Préface de la fortune des Rougon, Zola, fiche bilan sur le réalisme et le naturalisme

ORAUX EAF

 

 

Fiche bilan « Réalisme / Naturalisme »

On dira simplement que le Réalisme, en tant que mouvement littéraire, traduit la volonté des certains romanciers de donner la représentation la plus fidèle possible du monde réel. Cette esthétique romanesque apparaît après le Romantisme, essentiellement dans la seconde moitié du XIXe siècle (avec des auteurs comme Balzac et Flaubert), et s'élève contre ses excès (primauté du « je », idéalisation du réel, …) : pour le romancier réaliste, tout élément du réel, même le plus sordide, est digne de figurer dans le roman.

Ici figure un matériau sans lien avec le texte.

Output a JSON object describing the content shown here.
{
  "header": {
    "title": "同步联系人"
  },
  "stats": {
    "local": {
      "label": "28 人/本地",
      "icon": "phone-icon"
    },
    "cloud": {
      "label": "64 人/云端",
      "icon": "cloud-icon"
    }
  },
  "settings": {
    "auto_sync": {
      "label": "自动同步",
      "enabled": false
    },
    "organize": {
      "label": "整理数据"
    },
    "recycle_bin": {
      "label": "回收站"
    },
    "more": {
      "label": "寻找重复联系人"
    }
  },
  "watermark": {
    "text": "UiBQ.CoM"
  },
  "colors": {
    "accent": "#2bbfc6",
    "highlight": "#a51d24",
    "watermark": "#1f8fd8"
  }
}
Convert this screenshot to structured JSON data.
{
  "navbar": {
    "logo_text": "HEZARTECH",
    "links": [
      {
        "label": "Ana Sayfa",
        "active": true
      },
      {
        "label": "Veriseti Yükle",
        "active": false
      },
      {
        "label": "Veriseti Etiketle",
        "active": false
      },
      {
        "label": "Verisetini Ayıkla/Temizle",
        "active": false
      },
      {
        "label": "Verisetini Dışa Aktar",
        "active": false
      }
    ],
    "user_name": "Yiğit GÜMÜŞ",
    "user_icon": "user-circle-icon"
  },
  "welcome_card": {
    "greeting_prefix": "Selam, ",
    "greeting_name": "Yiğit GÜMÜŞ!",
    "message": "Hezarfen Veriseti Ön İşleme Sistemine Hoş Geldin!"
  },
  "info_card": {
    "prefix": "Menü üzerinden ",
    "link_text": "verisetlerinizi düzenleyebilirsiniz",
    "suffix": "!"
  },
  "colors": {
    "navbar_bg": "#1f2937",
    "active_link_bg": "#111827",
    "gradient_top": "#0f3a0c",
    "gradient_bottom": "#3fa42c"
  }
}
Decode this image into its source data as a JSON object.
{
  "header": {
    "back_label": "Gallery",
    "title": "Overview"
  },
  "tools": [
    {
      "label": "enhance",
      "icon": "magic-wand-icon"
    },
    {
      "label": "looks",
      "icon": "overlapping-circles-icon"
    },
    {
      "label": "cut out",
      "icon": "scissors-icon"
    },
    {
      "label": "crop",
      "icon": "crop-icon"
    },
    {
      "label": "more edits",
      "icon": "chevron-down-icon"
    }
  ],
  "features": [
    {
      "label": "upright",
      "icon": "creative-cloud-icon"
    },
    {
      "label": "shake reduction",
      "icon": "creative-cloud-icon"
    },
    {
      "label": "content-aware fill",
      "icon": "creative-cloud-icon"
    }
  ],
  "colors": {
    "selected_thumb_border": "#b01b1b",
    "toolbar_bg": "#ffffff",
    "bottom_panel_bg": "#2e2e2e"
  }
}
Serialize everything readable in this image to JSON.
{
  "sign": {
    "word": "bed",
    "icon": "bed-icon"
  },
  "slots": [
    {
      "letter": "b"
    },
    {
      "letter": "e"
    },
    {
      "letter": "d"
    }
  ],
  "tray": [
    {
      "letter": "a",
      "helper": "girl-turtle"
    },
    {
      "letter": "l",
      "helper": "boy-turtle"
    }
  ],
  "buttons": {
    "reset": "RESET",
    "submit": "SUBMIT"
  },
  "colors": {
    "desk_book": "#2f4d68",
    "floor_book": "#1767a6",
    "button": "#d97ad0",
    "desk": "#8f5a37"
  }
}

En résumé, le réalisme se caractérise par une volonté de représenter dans un texte littéraire la réalité dans toutes ses dimensions : humaine, psychologique, sociale, naturelle... Le réalisme s'établit autour des principes suivants:

Le romancier doit représenter le réel, tout le réel (même le plus insignifiant ou le plus repoussant), et uniquement que le réel, en fuyant notamment toute idéalisation romanesque.

Le romancier réaliste se doit d'être objectif (comme il propose une « copie » du réel, il ne doit, en théorie, pas y avoir de place pour la subjectivité).

Son œuvre doit s'appuyer sur une recherche documentaire la plus exhaustive possible.

La science est prise comme un modèle méthodologique à suivre (rigueur et objectivité) : positivisme scientifique (c'est l'idée que la science est seule capable de permettre la connaissance du monde et de le développement du progrès humain).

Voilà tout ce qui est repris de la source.